The simple truth is that people want to get out of the house and traveling again, and travel websites are seeing an uptick in both web traffic and spending. As the world opens up again, international travel will return.

On the other side, business travel, while not dead, has certainly changed, and those one-meeting flights are likely gone for the most part. “However, businesses that cater to this sector of travelers and who don’t adapt to the new reality of today may suffer,” Wood told us.

Real estate & Construction Sector

While the United States and other developed countries are experiencing a housing boom, AAA commercial and residential properties, especially in urban areas hit hard by COVID, took a serious hit. More remote work meant many commercial offices emptied quickly and stayed that way.

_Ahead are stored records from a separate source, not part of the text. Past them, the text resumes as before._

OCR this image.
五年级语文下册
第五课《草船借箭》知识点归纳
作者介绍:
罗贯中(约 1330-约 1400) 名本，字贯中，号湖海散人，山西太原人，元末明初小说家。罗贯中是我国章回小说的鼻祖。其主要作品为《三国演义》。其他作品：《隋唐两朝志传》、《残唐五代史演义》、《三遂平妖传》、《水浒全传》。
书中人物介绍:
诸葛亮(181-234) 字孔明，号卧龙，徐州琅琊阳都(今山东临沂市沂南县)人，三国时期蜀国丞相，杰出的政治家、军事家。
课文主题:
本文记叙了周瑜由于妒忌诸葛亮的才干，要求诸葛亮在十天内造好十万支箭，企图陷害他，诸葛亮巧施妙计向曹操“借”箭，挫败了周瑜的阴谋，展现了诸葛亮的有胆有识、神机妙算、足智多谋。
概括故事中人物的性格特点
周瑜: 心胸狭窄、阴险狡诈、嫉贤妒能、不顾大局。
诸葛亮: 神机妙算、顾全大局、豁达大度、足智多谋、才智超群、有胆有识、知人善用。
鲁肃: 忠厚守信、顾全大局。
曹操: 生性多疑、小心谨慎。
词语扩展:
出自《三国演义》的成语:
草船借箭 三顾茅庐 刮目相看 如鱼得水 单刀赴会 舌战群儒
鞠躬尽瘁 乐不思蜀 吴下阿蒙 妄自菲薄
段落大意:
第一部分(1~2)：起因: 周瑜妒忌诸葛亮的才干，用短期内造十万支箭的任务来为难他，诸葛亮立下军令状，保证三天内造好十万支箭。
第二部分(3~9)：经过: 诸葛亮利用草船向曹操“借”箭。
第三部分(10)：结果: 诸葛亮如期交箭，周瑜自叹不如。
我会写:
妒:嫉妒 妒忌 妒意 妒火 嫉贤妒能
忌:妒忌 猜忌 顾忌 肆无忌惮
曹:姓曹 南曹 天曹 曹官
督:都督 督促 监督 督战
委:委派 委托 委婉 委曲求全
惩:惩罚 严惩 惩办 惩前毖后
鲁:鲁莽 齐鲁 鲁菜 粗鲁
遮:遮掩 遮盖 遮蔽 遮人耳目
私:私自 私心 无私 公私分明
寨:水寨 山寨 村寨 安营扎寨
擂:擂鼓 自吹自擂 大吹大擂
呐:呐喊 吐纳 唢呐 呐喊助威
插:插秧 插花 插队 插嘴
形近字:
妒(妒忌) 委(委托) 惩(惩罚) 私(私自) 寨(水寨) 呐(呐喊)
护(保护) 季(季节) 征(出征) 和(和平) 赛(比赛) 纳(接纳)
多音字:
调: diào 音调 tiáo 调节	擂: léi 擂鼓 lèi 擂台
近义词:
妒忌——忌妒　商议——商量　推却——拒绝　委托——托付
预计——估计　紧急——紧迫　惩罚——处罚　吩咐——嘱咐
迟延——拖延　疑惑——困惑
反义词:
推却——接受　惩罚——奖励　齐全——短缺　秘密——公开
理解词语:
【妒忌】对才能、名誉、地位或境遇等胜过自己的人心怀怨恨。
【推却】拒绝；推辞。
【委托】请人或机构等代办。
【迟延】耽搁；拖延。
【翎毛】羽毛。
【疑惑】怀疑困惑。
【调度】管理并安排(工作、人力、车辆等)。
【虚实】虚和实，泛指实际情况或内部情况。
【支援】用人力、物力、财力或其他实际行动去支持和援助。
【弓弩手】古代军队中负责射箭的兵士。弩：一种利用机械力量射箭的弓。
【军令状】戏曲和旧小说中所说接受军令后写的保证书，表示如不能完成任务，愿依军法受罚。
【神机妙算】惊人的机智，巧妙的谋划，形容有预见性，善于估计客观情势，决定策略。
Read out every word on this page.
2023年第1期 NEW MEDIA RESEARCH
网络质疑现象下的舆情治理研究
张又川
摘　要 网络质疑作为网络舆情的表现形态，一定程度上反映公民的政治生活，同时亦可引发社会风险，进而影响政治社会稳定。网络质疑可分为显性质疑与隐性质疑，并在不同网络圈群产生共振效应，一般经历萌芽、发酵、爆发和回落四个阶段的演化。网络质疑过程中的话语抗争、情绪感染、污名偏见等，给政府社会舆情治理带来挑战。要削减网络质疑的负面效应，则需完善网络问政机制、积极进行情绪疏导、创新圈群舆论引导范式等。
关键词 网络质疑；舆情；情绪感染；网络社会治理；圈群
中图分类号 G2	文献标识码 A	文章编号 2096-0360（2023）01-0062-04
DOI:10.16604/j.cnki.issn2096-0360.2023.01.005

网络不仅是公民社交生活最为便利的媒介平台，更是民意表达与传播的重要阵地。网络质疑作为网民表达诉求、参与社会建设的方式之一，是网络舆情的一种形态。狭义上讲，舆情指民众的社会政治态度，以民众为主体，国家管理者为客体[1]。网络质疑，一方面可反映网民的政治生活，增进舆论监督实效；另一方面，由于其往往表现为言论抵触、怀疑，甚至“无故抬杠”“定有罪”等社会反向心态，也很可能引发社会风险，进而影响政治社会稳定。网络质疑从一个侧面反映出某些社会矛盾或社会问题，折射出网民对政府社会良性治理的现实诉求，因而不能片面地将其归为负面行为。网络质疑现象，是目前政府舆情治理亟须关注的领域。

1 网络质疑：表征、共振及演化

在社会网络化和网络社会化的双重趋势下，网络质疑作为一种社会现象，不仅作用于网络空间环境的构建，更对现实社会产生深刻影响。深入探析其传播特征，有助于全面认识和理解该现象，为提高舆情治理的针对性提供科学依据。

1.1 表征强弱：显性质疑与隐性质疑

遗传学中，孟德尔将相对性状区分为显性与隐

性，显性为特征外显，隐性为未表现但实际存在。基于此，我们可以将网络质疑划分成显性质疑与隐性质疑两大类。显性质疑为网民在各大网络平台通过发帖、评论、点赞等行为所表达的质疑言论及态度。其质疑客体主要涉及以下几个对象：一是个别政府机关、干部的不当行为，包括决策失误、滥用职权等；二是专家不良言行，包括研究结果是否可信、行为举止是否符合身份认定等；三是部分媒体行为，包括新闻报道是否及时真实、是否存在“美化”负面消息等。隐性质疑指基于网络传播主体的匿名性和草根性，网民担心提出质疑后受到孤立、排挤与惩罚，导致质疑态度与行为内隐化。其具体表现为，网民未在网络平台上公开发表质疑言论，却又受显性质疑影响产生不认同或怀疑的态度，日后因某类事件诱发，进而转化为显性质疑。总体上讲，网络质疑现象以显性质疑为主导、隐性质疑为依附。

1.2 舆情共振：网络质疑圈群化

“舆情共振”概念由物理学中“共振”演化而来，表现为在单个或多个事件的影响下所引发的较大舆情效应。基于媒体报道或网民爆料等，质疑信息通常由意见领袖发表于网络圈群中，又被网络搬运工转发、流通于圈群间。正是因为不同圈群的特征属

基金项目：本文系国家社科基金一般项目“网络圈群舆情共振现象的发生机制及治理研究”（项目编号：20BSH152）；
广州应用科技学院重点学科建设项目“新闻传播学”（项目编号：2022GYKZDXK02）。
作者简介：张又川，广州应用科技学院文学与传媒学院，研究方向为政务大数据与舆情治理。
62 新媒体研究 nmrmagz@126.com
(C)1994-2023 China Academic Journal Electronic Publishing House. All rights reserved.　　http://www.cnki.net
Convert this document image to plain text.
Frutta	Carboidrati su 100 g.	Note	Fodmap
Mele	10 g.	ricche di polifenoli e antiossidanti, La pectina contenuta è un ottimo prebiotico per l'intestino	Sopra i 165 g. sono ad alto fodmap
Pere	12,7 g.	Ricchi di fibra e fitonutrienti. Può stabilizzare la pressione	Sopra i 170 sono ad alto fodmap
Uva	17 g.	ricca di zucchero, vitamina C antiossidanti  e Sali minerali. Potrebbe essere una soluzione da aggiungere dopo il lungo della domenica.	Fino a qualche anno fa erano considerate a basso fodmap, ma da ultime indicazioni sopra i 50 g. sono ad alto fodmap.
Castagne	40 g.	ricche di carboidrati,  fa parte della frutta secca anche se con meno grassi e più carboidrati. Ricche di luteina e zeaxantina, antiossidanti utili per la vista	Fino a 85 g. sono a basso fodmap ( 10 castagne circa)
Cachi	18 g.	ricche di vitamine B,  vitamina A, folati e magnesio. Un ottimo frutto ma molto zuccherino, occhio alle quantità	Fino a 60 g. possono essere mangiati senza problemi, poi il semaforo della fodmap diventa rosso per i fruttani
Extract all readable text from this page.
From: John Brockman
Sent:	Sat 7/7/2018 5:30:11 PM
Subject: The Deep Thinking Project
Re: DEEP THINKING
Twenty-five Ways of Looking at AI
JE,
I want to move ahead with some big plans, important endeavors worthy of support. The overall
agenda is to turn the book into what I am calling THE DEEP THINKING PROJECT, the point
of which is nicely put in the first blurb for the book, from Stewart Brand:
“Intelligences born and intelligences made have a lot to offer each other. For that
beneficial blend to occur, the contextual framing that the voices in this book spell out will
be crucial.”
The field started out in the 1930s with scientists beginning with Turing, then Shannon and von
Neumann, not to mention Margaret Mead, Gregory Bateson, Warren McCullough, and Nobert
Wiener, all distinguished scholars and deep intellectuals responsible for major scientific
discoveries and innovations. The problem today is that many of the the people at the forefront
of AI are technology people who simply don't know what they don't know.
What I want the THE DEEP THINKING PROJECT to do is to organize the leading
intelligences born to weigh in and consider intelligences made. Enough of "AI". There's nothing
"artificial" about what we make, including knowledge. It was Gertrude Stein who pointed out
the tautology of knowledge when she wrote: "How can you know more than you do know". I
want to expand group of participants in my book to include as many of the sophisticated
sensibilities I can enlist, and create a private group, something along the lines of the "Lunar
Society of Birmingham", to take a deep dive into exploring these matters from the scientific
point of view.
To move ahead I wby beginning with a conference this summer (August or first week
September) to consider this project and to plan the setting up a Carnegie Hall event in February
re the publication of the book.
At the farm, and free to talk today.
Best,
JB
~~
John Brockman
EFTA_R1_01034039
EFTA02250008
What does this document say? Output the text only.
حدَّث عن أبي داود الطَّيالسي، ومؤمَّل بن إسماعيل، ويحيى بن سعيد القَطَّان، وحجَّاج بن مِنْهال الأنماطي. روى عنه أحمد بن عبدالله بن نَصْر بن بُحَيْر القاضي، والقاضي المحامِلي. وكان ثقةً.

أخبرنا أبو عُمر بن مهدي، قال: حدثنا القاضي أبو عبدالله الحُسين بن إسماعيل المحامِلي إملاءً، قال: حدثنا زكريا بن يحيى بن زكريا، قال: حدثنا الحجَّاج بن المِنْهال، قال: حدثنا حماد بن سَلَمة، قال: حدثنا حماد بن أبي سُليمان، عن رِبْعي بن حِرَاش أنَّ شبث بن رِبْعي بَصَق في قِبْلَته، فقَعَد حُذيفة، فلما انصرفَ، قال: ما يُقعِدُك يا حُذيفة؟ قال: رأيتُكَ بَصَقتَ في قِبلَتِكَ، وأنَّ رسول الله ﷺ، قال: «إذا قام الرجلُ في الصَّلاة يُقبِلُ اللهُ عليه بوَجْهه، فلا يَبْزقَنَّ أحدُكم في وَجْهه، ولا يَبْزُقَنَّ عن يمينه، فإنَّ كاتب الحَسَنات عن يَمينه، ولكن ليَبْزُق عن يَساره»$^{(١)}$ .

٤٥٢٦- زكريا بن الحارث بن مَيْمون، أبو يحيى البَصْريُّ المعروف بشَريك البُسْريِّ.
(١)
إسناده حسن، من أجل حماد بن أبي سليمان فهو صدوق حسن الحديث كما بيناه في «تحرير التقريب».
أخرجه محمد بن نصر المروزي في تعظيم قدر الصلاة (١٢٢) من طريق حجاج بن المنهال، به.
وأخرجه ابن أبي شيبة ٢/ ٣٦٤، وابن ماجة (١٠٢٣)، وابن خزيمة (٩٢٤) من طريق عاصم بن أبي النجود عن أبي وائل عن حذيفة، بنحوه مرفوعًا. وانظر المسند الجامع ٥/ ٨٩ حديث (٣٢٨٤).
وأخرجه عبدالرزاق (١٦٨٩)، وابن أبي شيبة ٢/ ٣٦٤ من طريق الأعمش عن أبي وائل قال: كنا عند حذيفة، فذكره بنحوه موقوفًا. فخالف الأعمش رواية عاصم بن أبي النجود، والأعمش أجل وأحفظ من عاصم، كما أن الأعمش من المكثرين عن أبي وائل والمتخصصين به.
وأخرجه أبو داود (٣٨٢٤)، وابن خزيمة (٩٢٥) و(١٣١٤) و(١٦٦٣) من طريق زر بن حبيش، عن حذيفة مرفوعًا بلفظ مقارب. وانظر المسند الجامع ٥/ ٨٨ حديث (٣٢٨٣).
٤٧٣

However, many workers find it difficult to work at home, and the remote work revolution could be better cited as “work from anywhere.” “This means that co-working spaces, individual office suites, and other office spaces may make good real estate investment,” Dale W Wood said. “In many smaller markets, some labeled ‘Zoom towns’ commercial real estate is doing very well, although other market regions, especially in the heart of urban areas, may not bounce back quite as easily.”

The residential rental market, including multi-family housing units, has geared up to fill the gaps due to the housing shortage. While AAA properties may be hard hit by COVID, but other areas fill a necessary niche that is only growing over time.


For a moment, air travel came to an abrupt halt and went down from there. However, there are some investment opportunities, as airlines emerge from the pandemic with a need for additional cleaning equipment and add flights to their schedules to avoid overcrowding.

In fact, recent orders by airlines have Boeing and Airbus on their way to recovery. Even those companies who manufacture parts for these large aircraft make great investments, although most are not out of the woods just yet.

“While there is risk,” Dale W Wood said, “this is a space to watch.”


No commute means less driving, right? That means a shortage of used cars, driving buyers toward new vehicles. But there has also been a shift during the pandemic and the post-COVID market toward more electric vehicles rather than internal combustion engines. And while self-driving is still relatively new, companies reasonably into development like Waymo may emerge as great investments.

Where is the risk right now? Well, chip shortages are getting worse, but there are solutions on the horizon. Many companies blame these shortages for lower production numbers in the first half of this year. “That does mean that chip manufacturers are gearing up to produce more products, faster,” Dale W Wood said. “And many of these companies are growth stocks worth watching.”


Is your local mall a bit empty? Has it been converted to something else entirely? Well, you are not alone. Retail, even big retail took some big hits during the pandemic, and operations moved online to a large extent.

“As meme stock Gamestop showed us, those companies who do this well could have a brighter future than we think,” Dale W. Wood said. Nike is another example of a retailer that has done well in adapting to a much more digital shopping experience. Even grocery and other retailers have adapted to curbside pickup, online ordering, and various forms of delivery to remain profitable.

The companies that support retailers, those delivery services like Instacart and even Door Dash and others are counting on the “order from my couch” mentality to continue. And website development, cybersecurity, and other types of companies focused on helping the retail giants find their digital space are poised for growth.

What Makes a Good Investment Opportunity?

“Ideas come and go,” Wood, founder, and CEO of global investment firm Dale Ventures, said. “But it’s hard work, careful execution, and unending persistence that make a great company.”

Look for opportunities in technology, media, financial services, real estate, and retail by companies that are embracing the changes brought about by COVID and who are preparing to execute a new strategy as the pandemic wanes. Where there is risk and where prices are low, savvy investors will profit when others do not. It’s up to you to determine what kind of investor you want to be.